Isaac Morales

No. 66
- Position: Offensive lineman

Personal information
- Born: December 29, 1983 (age 42) Canyon, Texas, U.S.
- Listed height: 6 ft 6 in (1.98 m)
- Listed weight: 325 lb (147 kg)

Career information
- High school: Canyon (TX)
- College: Wyoming
- NFL draft: 2005: undrafted

Career history
- Arkansas Twisters (2009); Jacksonville Sharks (2010–2013); Portland Thunder (2014)*; Jacksonville Sharks (2014);
- * Offseason or practice squad member only

Awards and highlights
- ArenaBowl champion (2011);

Career AFL statistics
- Receptions: 6
- Receiving yards: 45
- Receiving TDs: 4
- Tackles: 4
- Stats at ArenaFan.com

= Isaac Morales (American football) =

American football player (born 1983)

Isaac Morales (born December 29, 1983) is an American former football offensive lineman who is currently a varsity offensive line football coach at Allen D. Nease High School.

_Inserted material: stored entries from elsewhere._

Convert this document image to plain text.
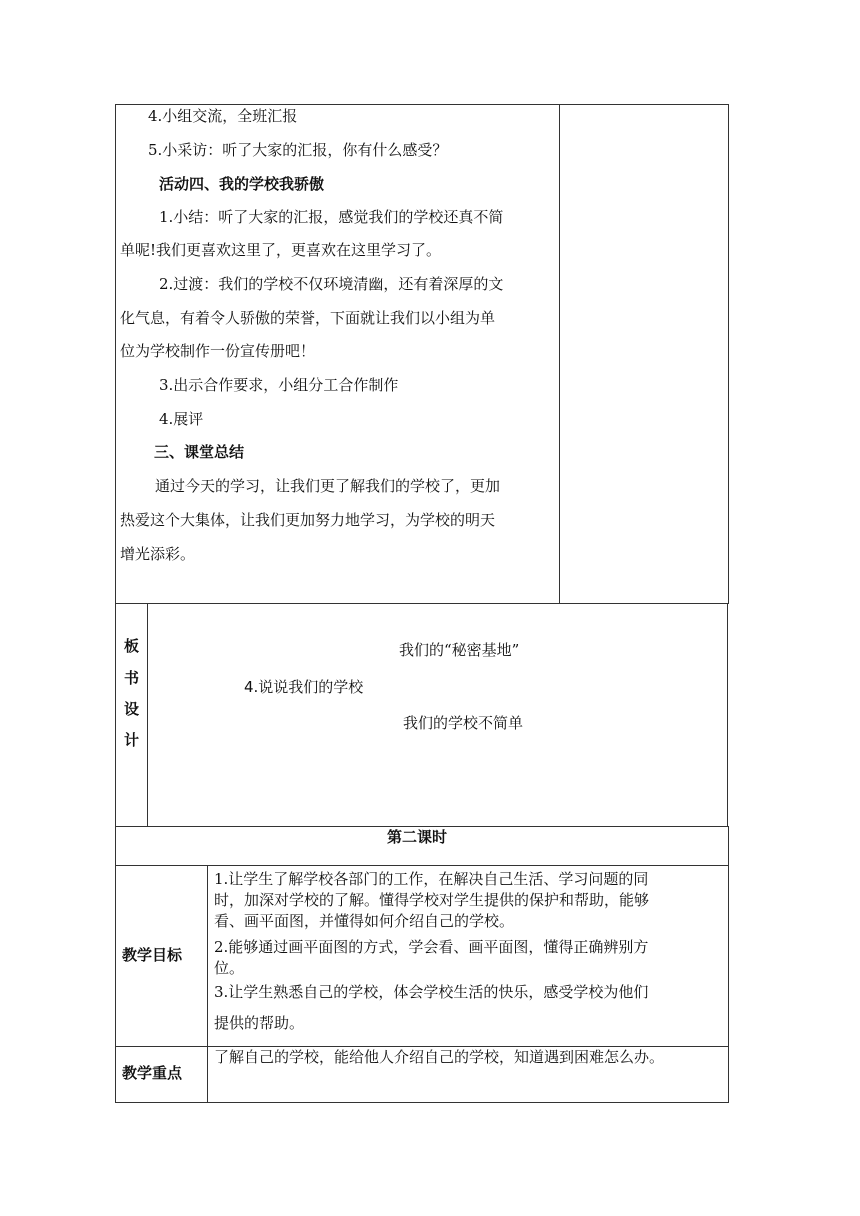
4.小组交流，全班汇报
5.小采访：听了大家的汇报，你有什么感受？
活动四、我的学校我骄傲
1.小结：听了大家的汇报，感觉我们的学校还真不简
单呢!我们更喜欢这里了，更喜欢在这里学习了。
2.过渡：我们的学校不仅环境清幽，还有着深厚的文
化气息，有着令人骄傲的荣誉，下面就让我们以小组为单
位为学校制作一份宣传册吧！
3.出示合作要求，小组分工合作制作
4.展评
三、课堂总结
通过今天的学习，让我们更了解我们的学校了，更加
热爱这个大集体，让我们更加努力地学习，为学校的明天
增光添彩。
板
书
设
计
我们的“秘密基地”
4.说说我们的学校
我们的学校不简单
第二课时
教学目标
1.让学生了解学校各部门的工作，在解决自己生活、学习问题的同
时，加深对学校的了解。懂得学校对学生提供的保护和帮助，能够
看、画平面图，并懂得如何介绍自己的学校。
2.能够通过画平面图的方式，学会看、画平面图，懂得正确辨别方
位。
3.让学生熟悉自己的学校，体会学校生活的快乐，感受学校为他们
提供的帮助。
教学重点
了解自己的学校，能给他人介绍自己的学校，知道遇到困难怎么办。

He played guard for the University of Wyoming.

==Professional career==

===Jacksonville Sharks===
He was signed as an undrafted free agent by the Jacksonville Sharks in 2010. On May 10, 2012, Morales returned to the Sharks.

===Portland Thunder===
On December 20, 2013, Morales was selected by the Portland Thunder during the 2014 AFL Expansion Draft.

===Return to Jacksonville===
On May 15, 2014, Morales was assigned to the Sharks.